= Jozef Gruska =

Slovak computer scientist (1933–2025)

Jozef Gruska (11 December 1933 – 14 December 2025) was a Slovak computer scientist and academic.

== Life and career ==
Gruska was born in Rabčice on 11 December 1933. In 1965, he defended his doctorate at the Slovak Academy of Sciences in Bratislava with a thesis entitled Structural Uniqueness of Formal Languages. From 1968 to 1970, he completed an internship at the University of Minnesota in Minneapolis. After that, he worked for 17 years (1968–1985) as a researcher at the Research Centre of University Research in Bratislava and a researcher at the Slovak Academy of Sciences.

From 1990 to 1993, he was a visiting professor at the University of Hamburg, he then returned to Bratislava as a researcher at the Slovak Academy of Sciences. He was the founder of the IFIP working group for theoretical computer science and was its head from 1989 to 1996.

In 1997, he was awarded the gold medal of Masaryk University in Brno.

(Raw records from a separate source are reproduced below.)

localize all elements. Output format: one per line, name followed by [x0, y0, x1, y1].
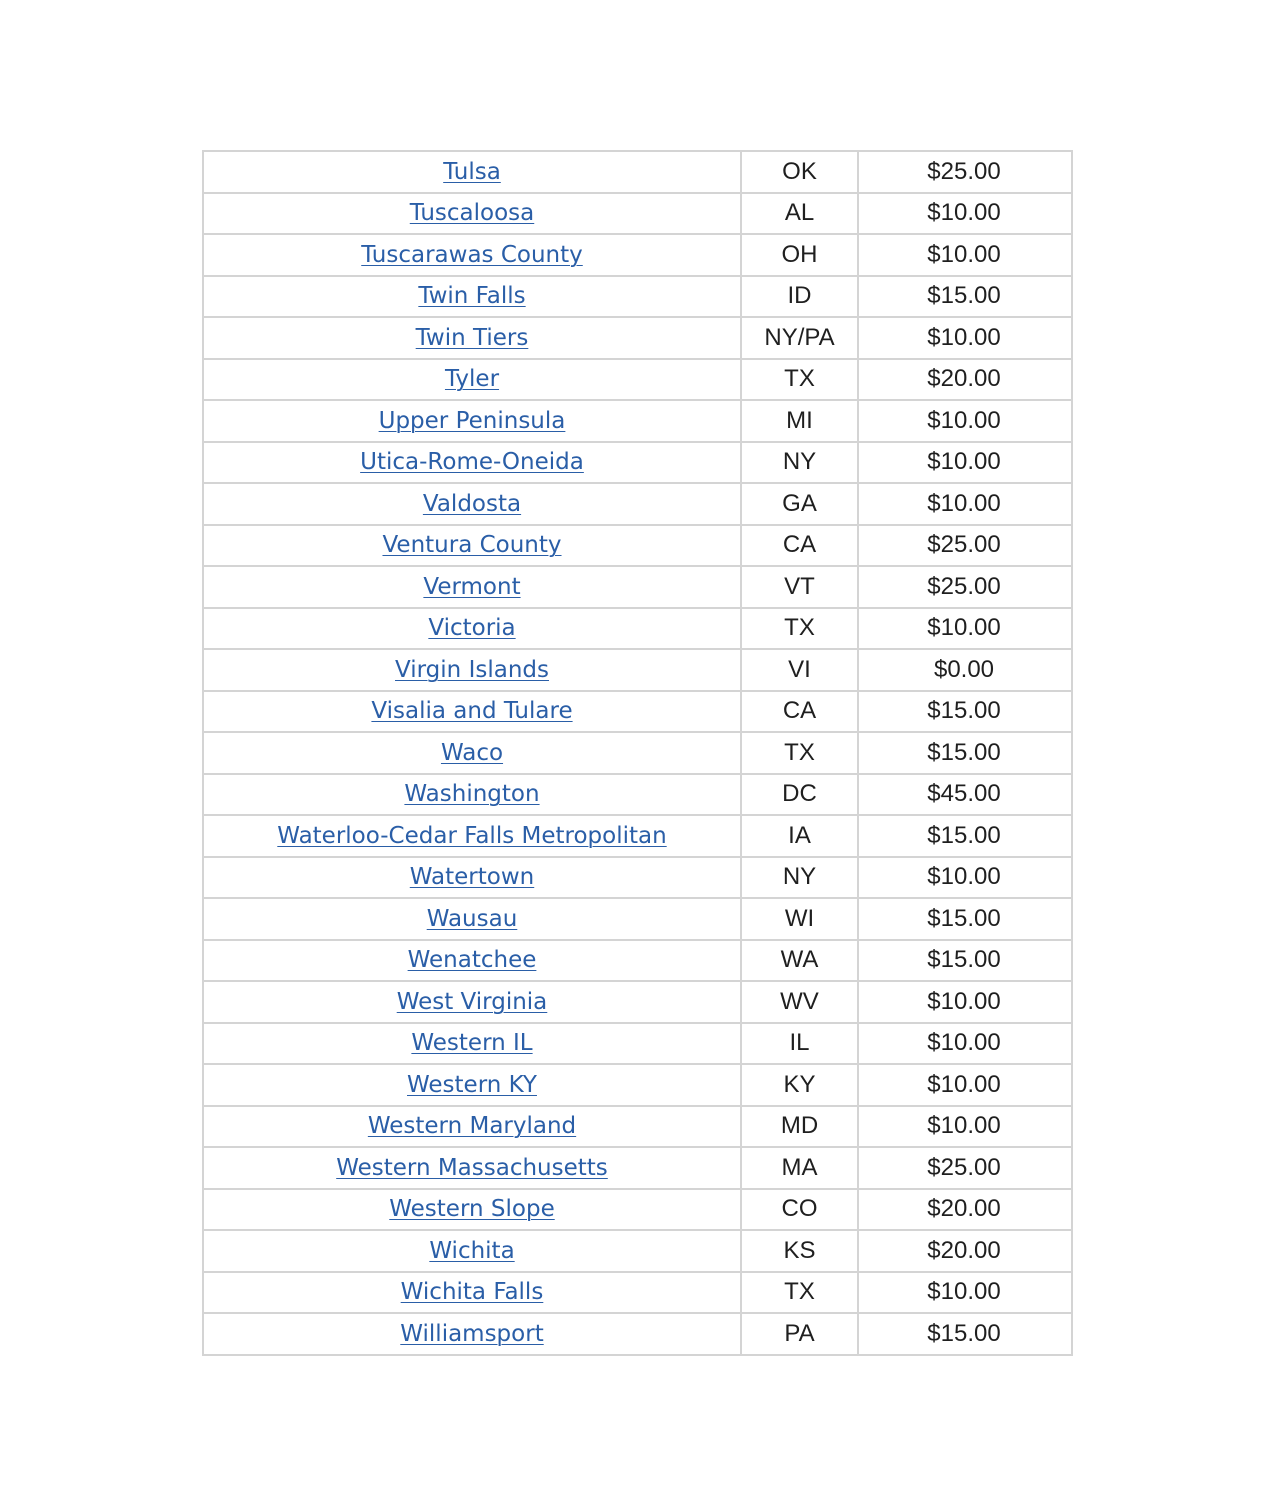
price-value: $15.00: [927, 282, 1001, 310]
price-cell: [858, 1023, 1072, 1065]
city-cell: [203, 442, 741, 484]
state-code: DC: [782, 780, 817, 808]
state-cell: [741, 317, 858, 359]
city-link[interactable]: Tyler: [444, 366, 500, 393]
price-cell: [858, 442, 1072, 484]
table-row: [203, 442, 1072, 484]
table-row: [203, 815, 1072, 857]
state-code: PA: [784, 1319, 815, 1347]
city-cell: [203, 981, 741, 1023]
price-value: $10.00: [927, 199, 1001, 227]
state-cell: [741, 1064, 858, 1106]
state-code: VT: [784, 572, 815, 600]
state-cell: [741, 400, 858, 442]
price-cell: [858, 940, 1072, 982]
price-cell: [858, 1230, 1072, 1272]
state-cell: [741, 359, 858, 401]
price-cell: [858, 1313, 1072, 1355]
city-link[interactable]: Wichita Falls: [400, 1279, 544, 1306]
city-cell: [203, 1189, 741, 1231]
state-code: KY: [783, 1070, 816, 1098]
table-row: [203, 732, 1072, 774]
price-cell: [858, 276, 1072, 318]
price-value: $10.00: [927, 614, 1001, 642]
table-row: [203, 359, 1072, 401]
state-cell: [741, 1230, 858, 1272]
table-row: [203, 774, 1072, 816]
city-link[interactable]: Waco: [440, 739, 504, 766]
state-cell: [741, 1023, 858, 1065]
table-row: [203, 193, 1072, 235]
table-row: [203, 317, 1072, 359]
price-cell: [858, 1189, 1072, 1231]
city-link[interactable]: Williamsport: [400, 1320, 544, 1347]
price-value: $10.00: [927, 323, 1001, 351]
state-cell: [741, 981, 858, 1023]
price-value: $45.00: [927, 780, 1001, 808]
city-link[interactable]: Ventura County: [382, 532, 562, 559]
city-link[interactable]: Twin Tiers: [415, 324, 529, 351]
city-link[interactable]: Washington: [404, 781, 540, 808]
state-code: MD: [780, 1112, 819, 1140]
state-cell: [741, 691, 858, 733]
table-row: [203, 608, 1072, 650]
city-link[interactable]: Wenatchee: [407, 947, 537, 974]
price-value: $15.00: [927, 946, 1001, 974]
city-cell: [203, 774, 741, 816]
price-value: $25.00: [927, 572, 1001, 600]
city-cell: [203, 1230, 741, 1272]
state-code: CA: [782, 697, 817, 725]
state-cell: [741, 151, 858, 193]
price-cell: [858, 1147, 1072, 1189]
city-link[interactable]: Victoria: [428, 615, 516, 642]
state-cell: [741, 566, 858, 608]
city-cell: [203, 566, 741, 608]
price-value: $10.00: [927, 1278, 1001, 1306]
state-code: NY: [782, 863, 817, 891]
price-cell: [858, 483, 1072, 525]
state-cell: [741, 483, 858, 525]
city-cell: [203, 691, 741, 733]
state-cell: [741, 442, 858, 484]
table-row: [203, 1106, 1072, 1148]
price-value: $10.00: [927, 489, 1001, 517]
price-value: $10.00: [927, 448, 1001, 476]
state-code: TX: [784, 738, 815, 766]
price-value: $10.00: [927, 987, 1001, 1015]
city-link[interactable]: Tuscarawas County: [361, 241, 583, 268]
city-link[interactable]: Wichita: [429, 1237, 515, 1264]
table-row: [203, 1230, 1072, 1272]
price-cell: [858, 1106, 1072, 1148]
city-cell: [203, 193, 741, 235]
price-cell: [858, 1064, 1072, 1106]
city-link[interactable]: Western KY: [407, 1071, 537, 1098]
city-link[interactable]: Vermont: [423, 573, 521, 600]
table-row: [203, 566, 1072, 608]
state-cell: [741, 276, 858, 318]
state-code: MA: [781, 1153, 818, 1181]
price-cell: [858, 1272, 1072, 1314]
price-value: $10.00: [927, 240, 1001, 268]
state-cell: [741, 774, 858, 816]
city-cell: [203, 608, 741, 650]
price-value: $15.00: [927, 1319, 1001, 1347]
price-cell: [858, 857, 1072, 899]
city-link[interactable]: Virgin Islands: [395, 656, 549, 683]
city-link[interactable]: Western Slope: [389, 1196, 555, 1223]
state-code: IL: [789, 1029, 810, 1057]
state-cell: [741, 898, 858, 940]
state-code: OK: [782, 157, 817, 185]
city-cell: [203, 1064, 741, 1106]
table-row: [203, 1023, 1072, 1065]
table-row: [203, 691, 1072, 733]
state-code: VI: [788, 655, 811, 683]
city-link[interactable]: Waterloo-Cedar Falls Metropolitan: [277, 822, 667, 849]
city-link[interactable]: West Virginia: [396, 988, 548, 1015]
price-value: $20.00: [927, 1195, 1001, 1223]
state-cell: [741, 815, 858, 857]
price-cell: [858, 359, 1072, 401]
table-row: [203, 525, 1072, 567]
price-value: $25.00: [927, 531, 1001, 559]
city-cell: [203, 1313, 741, 1355]
state-cell: [741, 525, 858, 567]
price-value: $15.00: [927, 738, 1001, 766]
price-value: $20.00: [927, 1236, 1001, 1264]
state-cell: [741, 1147, 858, 1189]
price-cell: [858, 981, 1072, 1023]
city-cell: [203, 359, 741, 401]
city-link[interactable]: Visalia and Tulare: [371, 698, 573, 725]
state-code: ID: [787, 282, 812, 310]
state-code: CA: [782, 531, 817, 559]
city-link[interactable]: Western IL: [411, 1030, 533, 1057]
state-cell: [741, 193, 858, 235]
price-value: $15.00: [927, 821, 1001, 849]
city-link[interactable]: Tuscaloosa: [409, 200, 535, 227]
price-cell: [858, 566, 1072, 608]
price-cell: [858, 234, 1072, 276]
state-code: WI: [784, 904, 815, 932]
state-cell: [741, 1106, 858, 1148]
state-code: OH: [781, 240, 818, 268]
table-row: [203, 1189, 1072, 1231]
table-row: [203, 234, 1072, 276]
state-code: NY/PA: [764, 323, 835, 351]
city-cell: [203, 400, 741, 442]
price-cell: [858, 691, 1072, 733]
state-cell: [741, 1313, 858, 1355]
city-cell: [203, 649, 741, 691]
price-value: $10.00: [927, 1112, 1001, 1140]
table-row: [203, 276, 1072, 318]
city-cell: [203, 732, 741, 774]
city-cell: [203, 1147, 741, 1189]
city-link[interactable]: Utica-Rome-Oneida: [360, 449, 584, 476]
city-cell: [203, 1106, 741, 1148]
price-value: $25.00: [927, 1153, 1001, 1181]
state-cell: [741, 608, 858, 650]
table-row: [203, 1272, 1072, 1314]
price-cell: [858, 898, 1072, 940]
table-row: [203, 898, 1072, 940]
city-link[interactable]: Wausau: [426, 905, 518, 932]
city-link[interactable]: Tulsa: [443, 158, 501, 185]
listing-table-body: [203, 151, 1072, 1355]
price-value: $20.00: [927, 365, 1001, 393]
state-code: KS: [783, 1236, 816, 1264]
price-cell: [858, 193, 1072, 235]
state-cell: [741, 940, 858, 982]
price-value: $10.00: [927, 1029, 1001, 1057]
price-value: $15.00: [927, 904, 1001, 932]
table-row: [203, 483, 1072, 525]
price-value: $10.00: [927, 1070, 1001, 1098]
price-value: $25.00: [927, 157, 1001, 185]
state-code: MI: [786, 406, 813, 434]
state-cell: [741, 649, 858, 691]
city-cell: [203, 151, 741, 193]
price-cell: [858, 400, 1072, 442]
price-cell: [858, 525, 1072, 567]
state-code: TX: [784, 1278, 815, 1306]
price-value: $10.00: [927, 863, 1001, 891]
table-row: [203, 649, 1072, 691]
price-value: $0.00: [933, 655, 995, 683]
state-cell: [741, 857, 858, 899]
state-code: NY: [782, 448, 817, 476]
state-code: TX: [784, 365, 815, 393]
city-cell: [203, 483, 741, 525]
state-code: IA: [788, 821, 811, 849]
city-cell: [203, 276, 741, 318]
table-row: [203, 981, 1072, 1023]
state-cell: [741, 1272, 858, 1314]
table-row: [203, 1313, 1072, 1355]
state-code: WA: [780, 946, 819, 974]
table-row: [203, 151, 1072, 193]
state-code: GA: [782, 489, 817, 517]
city-link[interactable]: Upper Peninsula: [378, 407, 566, 434]
price-cell: [858, 732, 1072, 774]
state-code: AL: [784, 199, 815, 227]
price-value: $15.00: [927, 697, 1001, 725]
price-cell: [858, 317, 1072, 359]
price-cell: [858, 151, 1072, 193]
listing-table: [202, 150, 1073, 1356]
city-cell: [203, 525, 741, 567]
city-link[interactable]: Twin Falls: [418, 283, 526, 310]
city-link[interactable]: Watertown: [409, 864, 535, 891]
city-link[interactable]: Valdosta: [422, 490, 522, 517]
city-cell: [203, 857, 741, 899]
price-value: $10.00: [927, 406, 1001, 434]
city-cell: [203, 815, 741, 857]
state-code: TX: [784, 614, 815, 642]
city-cell: [203, 1023, 741, 1065]
city-cell: [203, 317, 741, 359]
table-row: [203, 940, 1072, 982]
price-cell: [858, 774, 1072, 816]
table-row: [203, 1147, 1072, 1189]
table-row: [203, 1064, 1072, 1106]
city-cell: [203, 1272, 741, 1314]
table-row: [203, 400, 1072, 442]
city-cell: [203, 940, 741, 982]
price-cell: [858, 649, 1072, 691]
state-cell: [741, 1189, 858, 1231]
table-row: [203, 857, 1072, 899]
state-cell: [741, 732, 858, 774]
state-code: WV: [780, 987, 819, 1015]
price-cell: [858, 815, 1072, 857]
city-link[interactable]: Western Massachusetts: [336, 1154, 608, 1181]
price-cell: [858, 608, 1072, 650]
city-cell: [203, 898, 741, 940]
city-cell: [203, 234, 741, 276]
city-link[interactable]: Western Maryland: [367, 1113, 577, 1140]
state-cell: [741, 234, 858, 276]
state-code: CO: [781, 1195, 818, 1223]
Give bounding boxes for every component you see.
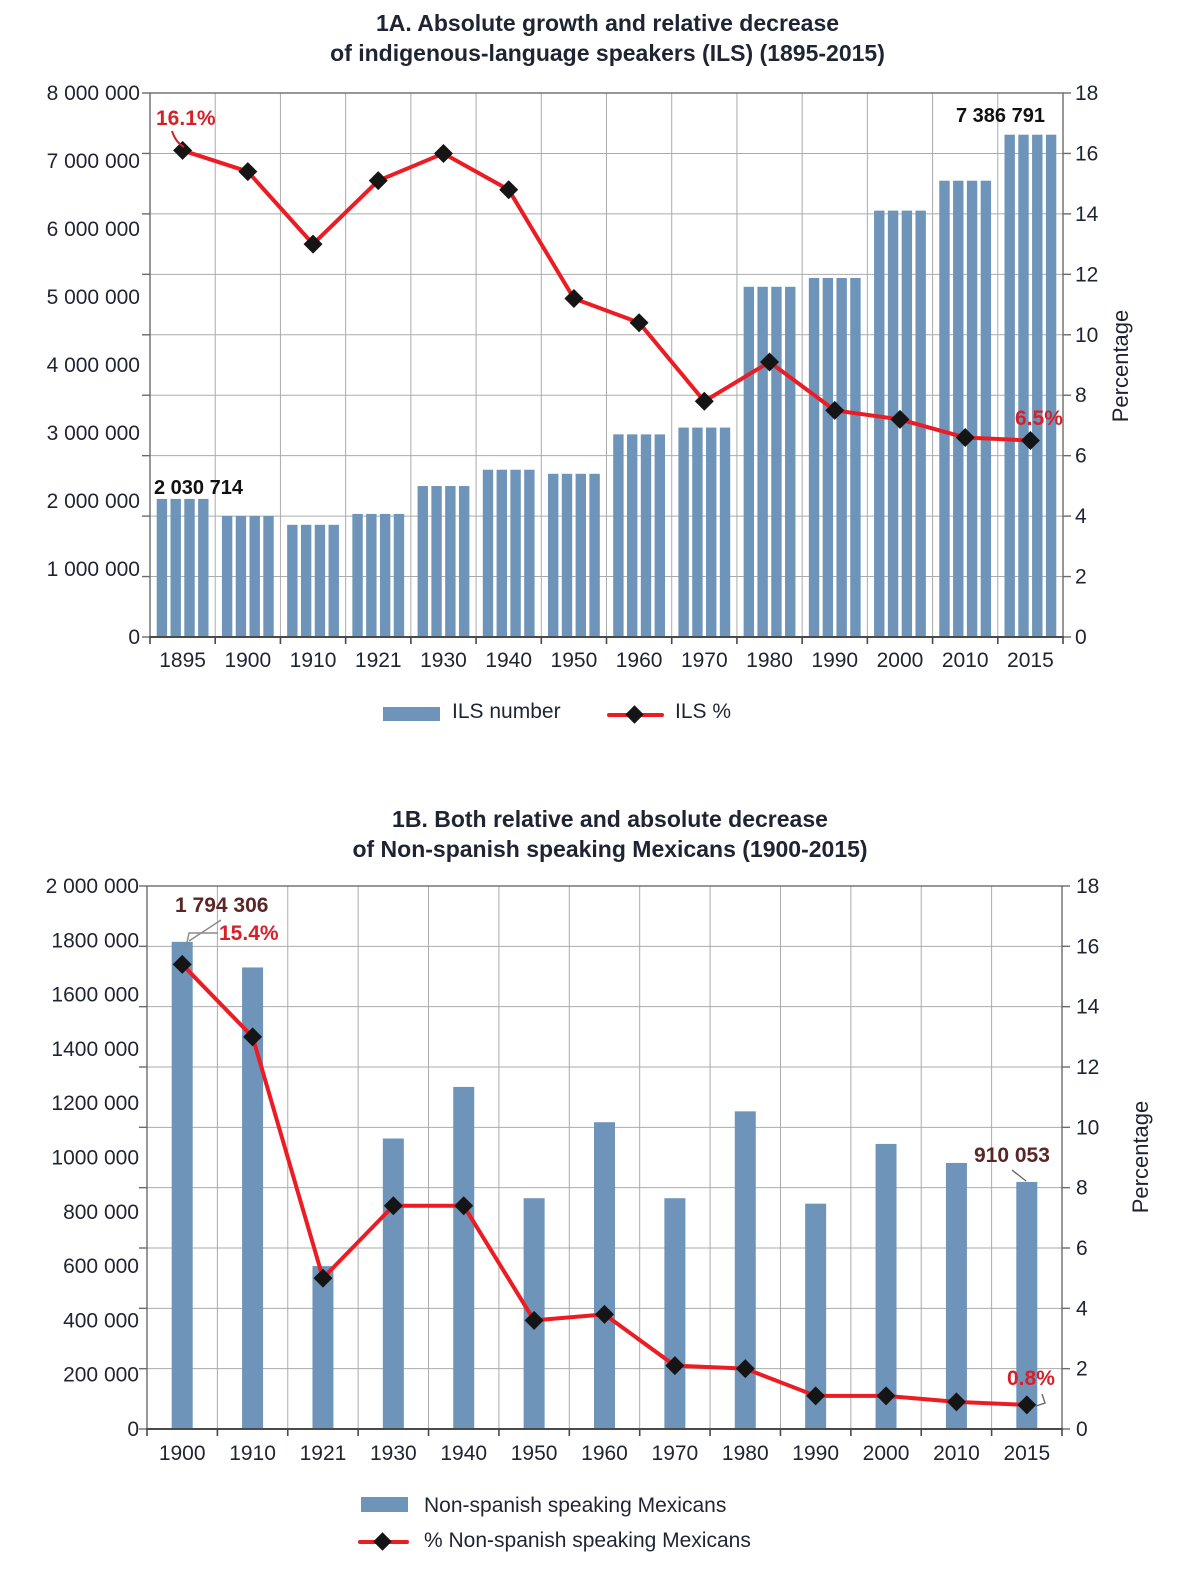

From 1997, he was a professor at Masaryk University in Brno, and from 1997 to 1999 he worked as a visiting professor at the Université de Nice Sophia in France. In 2000, he focused on quantum computing and organized a number of Asian conferences on this topic (e.g. EQIS in 2003). From 2007 to 2010, he was an elected member of the board of the Academia Europaea based in London.

Gruska died on 14 December 2025, at the age of 92.